The blockbuster drug was earlier this year recommended for use in previously untreated chronic lymphocytic leukaemia (CLL), and the new license will allow it to reach a new subset of patients that have failed to respond to other therapies.

Professor Tadeusz Robak of the university of Lodz in Poland, who was principal investigator for the latest REACH trial for the drug, said: "This approval will make MabThera plus chemotherapy the gold-standard therapy for people living with relapsed or refractory CLL."

He added: "Although all patients with CLL will unfortunately eventually relapse, treatment with MabThera significantly prolongs remission. This will help ease the burden of the cancer and enable patients to enjoy the relative freedom that comes with this relief from symptoms."

CLL is the most common type of leukaemia in adults, accounting for approximately 30-40% of all forms of leukaemia in Western countries. Overall incidence of CLL is around three per 100,000 and is 30% more common in men than women.

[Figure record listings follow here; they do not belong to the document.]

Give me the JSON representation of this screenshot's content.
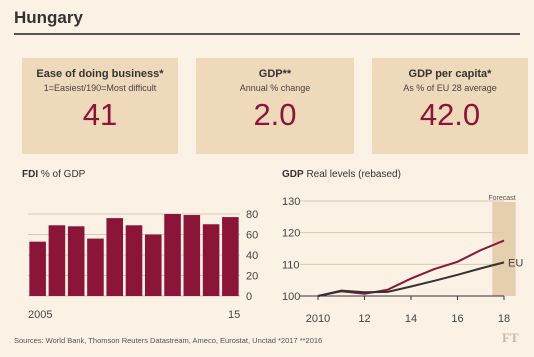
{
  "title": "Hungary",
  "stats": [
    {
      "label": "Ease of doing business*",
      "sub": "1=Easiest/190=Most difficult",
      "value": "41"
    },
    {
      "label": "GDP**",
      "sub": "Annual % change",
      "value": "2.0"
    },
    {
      "label": "GDP per capita*",
      "sub": "As % of EU 28 average",
      "value": "42.0"
    }
  ],
  "fdi": {
    "title_bold": "FDI",
    "title_rest": "% of GDP"
  },
  "gdp": {
    "title_bold": "GDP",
    "title_rest": "Real levels (rebased)",
    "forecast_label": "Forecast",
    "eu_label": "EU"
  },
  "colors": {
    "bar": "#8a1538",
    "hungary_line": "#8a1538",
    "eu_line": "#333333",
    "forecast_band": "#e6cfae",
    "stat_box": "#efd9bb",
    "background": "#fbf1e5"
  },
  "footer": "Sources: World Bank, Thomson Reuters Datastream, Ameco, Eurostat, Unctad   *2017  **2016",
  "logo": "FT",
  "chart_data": [
    {
      "type": "bar",
      "title": "FDI % of GDP",
      "categories": [
        "2005",
        "2006",
        "2007",
        "2008",
        "2009",
        "2010",
        "2011",
        "2012",
        "2013",
        "2014",
        "2015"
      ],
      "x_tick_labels": [
        "2005",
        "15"
      ],
      "values": [
        53,
        69,
        68,
        56,
        76,
        69,
        60,
        80,
        79,
        70,
        77
      ],
      "ylim": [
        0,
        80
      ],
      "y_ticks": [
        "0",
        "20",
        "40",
        "60",
        "80"
      ],
      "grid": true,
      "y_axis_side": "right"
    },
    {
      "type": "line",
      "title": "GDP Real levels (rebased)",
      "x_ticks": [
        "2010",
        "12",
        "14",
        "16",
        "18"
      ],
      "ylim": [
        100,
        130
      ],
      "y_ticks": [
        "100",
        "110",
        "120",
        "130"
      ],
      "forecast_range": [
        2017.5,
        2018.5
      ],
      "series": [
        {
          "name": "",
          "x": [
            2010,
            2011,
            2012,
            2013,
            2014,
            2015,
            2016,
            2017,
            2018
          ],
          "y": [
            100,
            101.5,
            100.7,
            102,
            105.5,
            108.5,
            110.8,
            114.5,
            117.5
          ]
        },
        {
          "name": "EU",
          "x": [
            2010,
            2011,
            2012,
            2013,
            2014,
            2015,
            2016,
            2017,
            2018
          ],
          "y": [
            100,
            101.7,
            101.2,
            101.3,
            103,
            104.8,
            106.7,
            108.7,
            110.6
          ]
        }
      ],
      "grid": true,
      "y_axis_side": "left"
    }
  ]
}
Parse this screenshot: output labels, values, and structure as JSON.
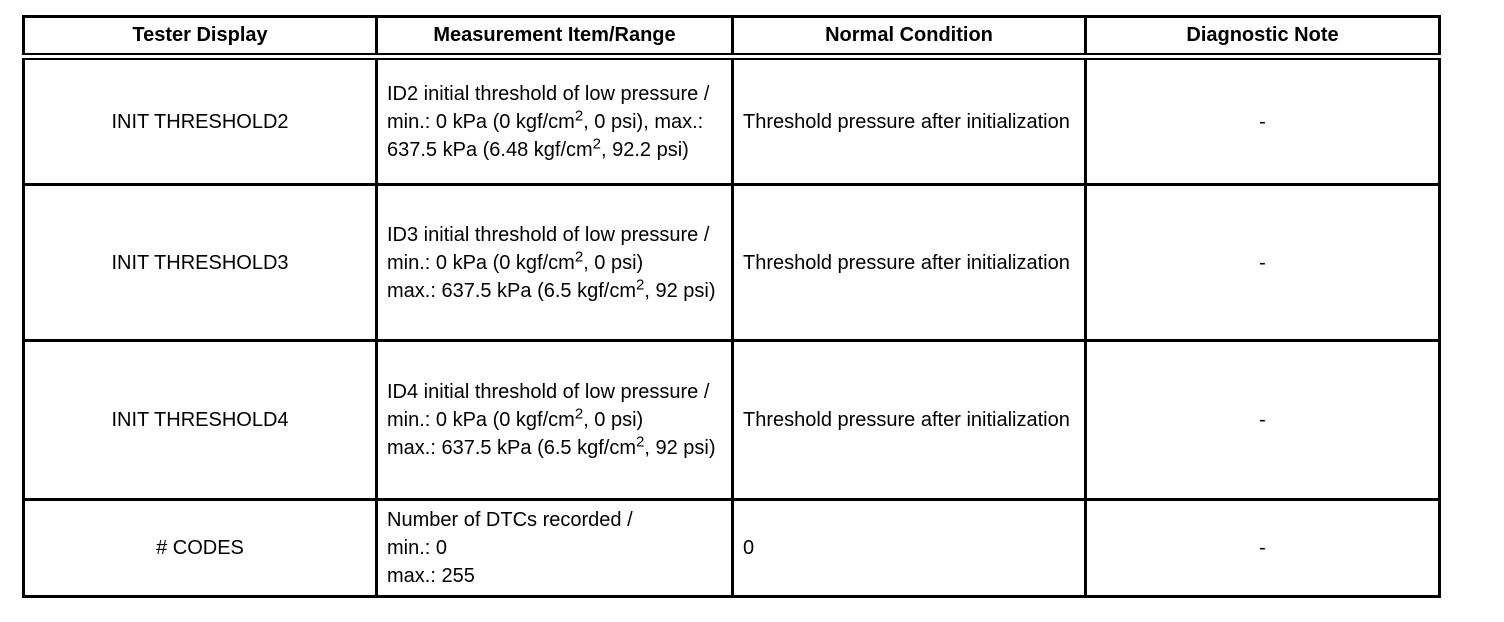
{
  "table": {
    "columns": [
      "Tester Display",
      "Measurement Item/Range",
      "Normal Condition",
      "Diagnostic Note"
    ],
    "rows": [
      {
        "tester_display": "INIT THRESHOLD2",
        "measurement_lines": [
          "ID2 initial threshold of low pressure / min.: 0 kPa (0 kgf/cm², 0 psi), max.: 637.5 kPa (6.48 kgf/cm², 92.2 psi)"
        ],
        "normal_condition": "Threshold pressure after initialization",
        "diagnostic_note": "-"
      },
      {
        "tester_display": "INIT THRESHOLD3",
        "measurement_lines": [
          "ID3 initial threshold of low pressure /",
          "min.: 0 kPa (0 kgf/cm², 0 psi)",
          "max.: 637.5 kPa (6.5 kgf/cm², 92 psi)"
        ],
        "normal_condition": "Threshold pressure after initialization",
        "diagnostic_note": "-"
      },
      {
        "tester_display": "INIT THRESHOLD4",
        "measurement_lines": [
          "ID4 initial threshold of low pressure /",
          "min.: 0 kPa (0 kgf/cm², 0 psi)",
          "max.: 637.5 kPa (6.5 kgf/cm², 92 psi)"
        ],
        "normal_condition": "Threshold pressure after initialization",
        "diagnostic_note": "-"
      },
      {
        "tester_display": "# CODES",
        "measurement_lines": [
          "Number of DTCs recorded /",
          "min.: 0",
          "max.: 255"
        ],
        "normal_condition": "0",
        "diagnostic_note": "-"
      }
    ],
    "colors": {
      "border": "#000000",
      "text": "#000000",
      "background": "#ffffff"
    }
  }
}
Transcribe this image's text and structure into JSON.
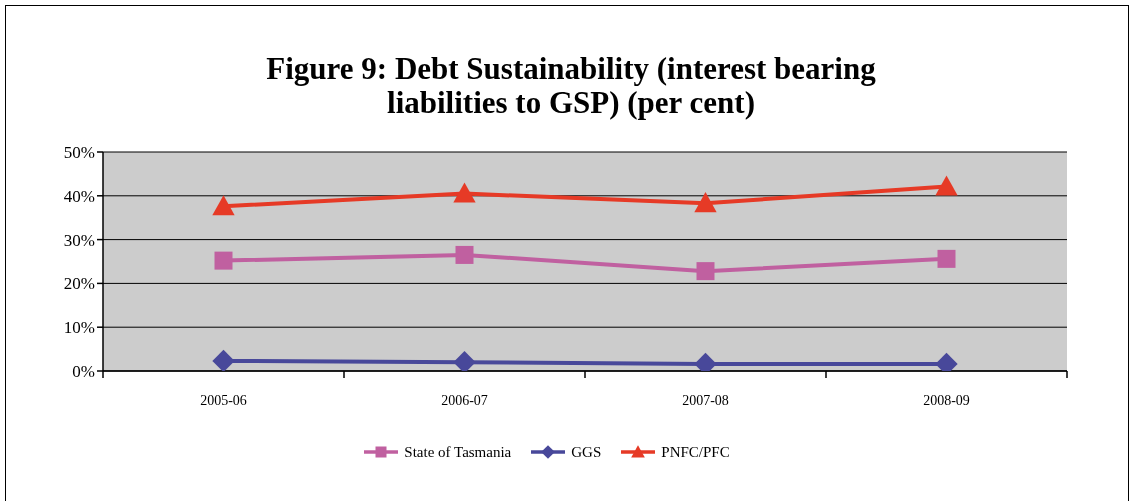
{
  "chart_data": {
    "type": "line",
    "title": "Figure 9: Debt Sustainability (interest bearing liabilities to GSP) (per cent)",
    "categories": [
      "2005-06",
      "2006-07",
      "2007-08",
      "2008-09"
    ],
    "series": [
      {
        "name": "State of Tasmania",
        "color": "#c060a0",
        "marker": "square",
        "values": [
          25.2,
          26.5,
          22.8,
          25.6
        ]
      },
      {
        "name": "GGS",
        "color": "#48489a",
        "marker": "diamond",
        "values": [
          2.3,
          2.0,
          1.6,
          1.6
        ]
      },
      {
        "name": "PNFC/PFC",
        "color": "#e63a26",
        "marker": "triangle",
        "values": [
          37.6,
          40.5,
          38.3,
          42.1
        ]
      }
    ],
    "ylim": [
      0,
      50
    ],
    "yticks": [
      {
        "value": 0,
        "label": "0%"
      },
      {
        "value": 10,
        "label": "10%"
      },
      {
        "value": 20,
        "label": "20%"
      },
      {
        "value": 30,
        "label": "30%"
      },
      {
        "value": 40,
        "label": "40%"
      },
      {
        "value": 50,
        "label": "50%"
      }
    ],
    "grid": "y",
    "legend": "bottom",
    "line_style": "solid"
  }
}
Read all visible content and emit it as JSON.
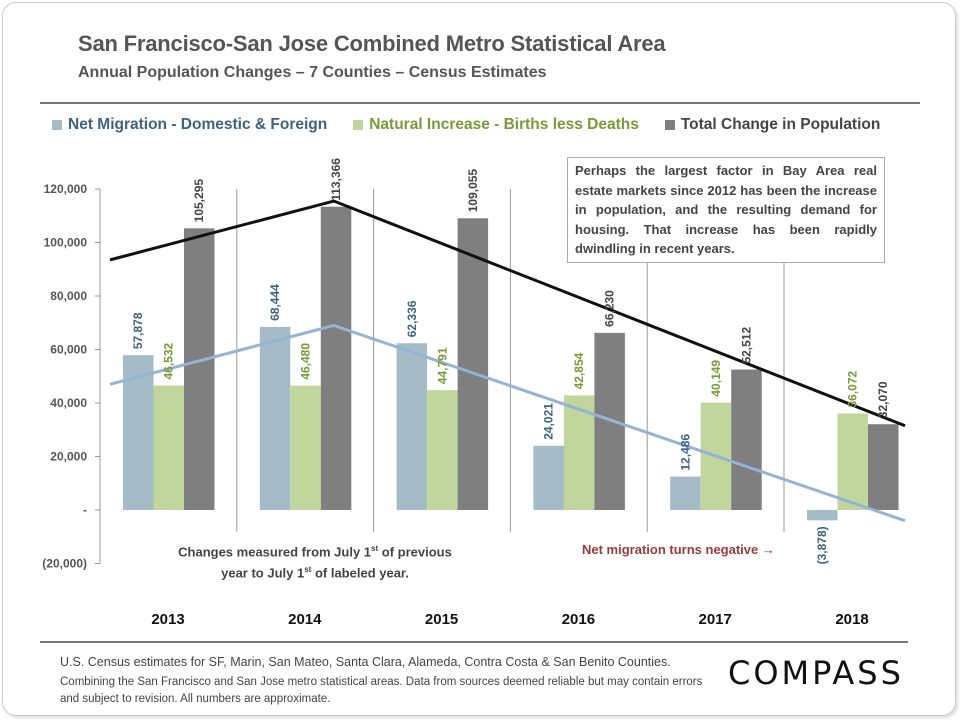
{
  "title": "San Francisco-San Jose Combined Metro Statistical Area",
  "subtitle": "Annual Population Changes – 7 Counties – Census Estimates",
  "legend": [
    {
      "label": "Net Migration - Domestic & Foreign",
      "color": "#a5bcc8",
      "text_color": "#3f6282"
    },
    {
      "label": "Natural Increase - Births less Deaths",
      "color": "#c1d69c",
      "text_color": "#7a9a3a"
    },
    {
      "label": "Total Change in Population",
      "color": "#7f7f7f",
      "text_color": "#444444"
    }
  ],
  "callout": "Perhaps the largest factor in Bay Area real estate markets since 2012 has been the increase in population, and the resulting demand for housing. That increase has been rapidly dwindling in recent years.",
  "note": {
    "line1_a": "Changes measured from July 1",
    "line1_sup": "st",
    "line1_b": " of previous",
    "line2_a": "year to July 1",
    "line2_sup": "st",
    "line2_b": " of labeled year."
  },
  "neg_note": "Net migration turns negative →",
  "footer": {
    "line1": "U.S. Census estimates for SF, Marin, San Mateo, Santa Clara, Alameda, Contra Costa & San Benito Counties.",
    "line2": "Combining the San Francisco and San Jose metro statistical areas. Data from sources deemed reliable but may contain errors and subject to revision. All numbers are approximate."
  },
  "logo": "COMPASS",
  "chart_data": {
    "type": "bar",
    "title": "San Francisco-San Jose Combined Metro Statistical Area",
    "subtitle": "Annual Population Changes – 7 Counties – Census Estimates",
    "categories": [
      "2013",
      "2014",
      "2015",
      "2016",
      "2017",
      "2018"
    ],
    "series": [
      {
        "name": "Net Migration - Domestic & Foreign",
        "color": "#a5bcc8",
        "label_color": "#3f6282",
        "values": [
          57878,
          68444,
          62336,
          24021,
          12486,
          -3878
        ],
        "labels": [
          "57,878",
          "68,444",
          "62,336",
          "24,021",
          "12,486",
          "(3,878)"
        ]
      },
      {
        "name": "Natural Increase - Births less Deaths",
        "color": "#c1d69c",
        "label_color": "#7a9a3a",
        "values": [
          46532,
          46480,
          44791,
          42854,
          40149,
          36072
        ],
        "labels": [
          "46,532",
          "46,480",
          "44,791",
          "42,854",
          "40,149",
          "36,072"
        ]
      },
      {
        "name": "Total Change in Population",
        "color": "#7f7f7f",
        "label_color": "#444444",
        "values": [
          105295,
          113366,
          109055,
          66230,
          52512,
          32070
        ],
        "labels": [
          "105,295",
          "113,366",
          "109,055",
          "66,230",
          "52,512",
          "32,070"
        ]
      }
    ],
    "trendlines": [
      {
        "name": "Total change trend",
        "color": "#111111",
        "points": [
          [
            0,
            93500
          ],
          [
            1,
            115500
          ],
          [
            5,
            31500
          ]
        ]
      },
      {
        "name": "Net migration trend",
        "color": "#94b4d6",
        "points": [
          [
            0,
            47000
          ],
          [
            1,
            69000
          ],
          [
            5,
            -4000
          ]
        ]
      }
    ],
    "xlabel": "",
    "ylabel": "",
    "ylim": [
      -20000,
      120000
    ],
    "yticks": [
      -20000,
      0,
      20000,
      40000,
      60000,
      80000,
      100000,
      120000
    ],
    "ytick_labels": [
      "(20,000)",
      "-",
      "20,000",
      "40,000",
      "60,000",
      "80,000",
      "100,000",
      "120,000"
    ],
    "grid": false,
    "legend_position": "top"
  }
}
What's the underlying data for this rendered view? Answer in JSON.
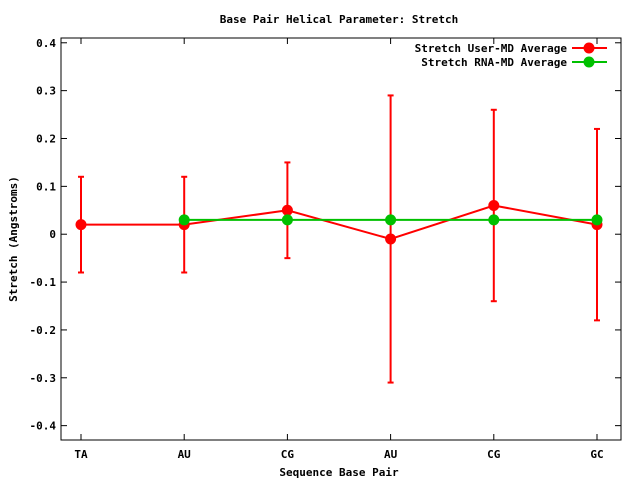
{
  "chart_data": {
    "type": "line",
    "title": "Base Pair Helical Parameter: Stretch",
    "xlabel": "Sequence Base Pair",
    "ylabel": "Stretch (Angstroms)",
    "categories": [
      "TA",
      "AU",
      "CG",
      "AU",
      "CG",
      "GC"
    ],
    "ylim": [
      -0.43,
      0.41
    ],
    "yticks": [
      -0.4,
      -0.3,
      -0.2,
      -0.1,
      0,
      0.1,
      0.2,
      0.3,
      0.4
    ],
    "ytick_labels": [
      "-0.4",
      "-0.3",
      "-0.2",
      "-0.1",
      "0",
      "0.1",
      "0.2",
      "0.3",
      "0.4"
    ],
    "grid": false,
    "legend_position": "top-right",
    "series": [
      {
        "name": "Stretch User-MD Average",
        "color": "#ff0000",
        "x": [
          0,
          1,
          2,
          3,
          4,
          5
        ],
        "values": [
          0.02,
          0.02,
          0.05,
          -0.01,
          0.06,
          0.02
        ],
        "error_low": [
          -0.08,
          -0.08,
          -0.05,
          -0.31,
          -0.14,
          -0.18
        ],
        "error_high": [
          0.12,
          0.12,
          0.15,
          0.29,
          0.26,
          0.22
        ]
      },
      {
        "name": "Stretch RNA-MD Average",
        "color": "#00c000",
        "x": [
          1,
          2,
          3,
          4,
          5
        ],
        "values": [
          0.03,
          0.03,
          0.03,
          0.03,
          0.03
        ]
      }
    ]
  }
}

MabThera is already a blockbuster product thanks to its use in non-Hodgkin's Lymphoma, and it has also been used to treat the autoimmune disease rheumatoid arthritis since 2006.

The drug, which gained NICE approval in the UK as a first-line treatment for CLL in July, helped Roche deliver a solid performance last year. This saw sales of the company's cancer portfolio, which also includes the blockbuster treatments Herceptin and Avastin, rise 15%.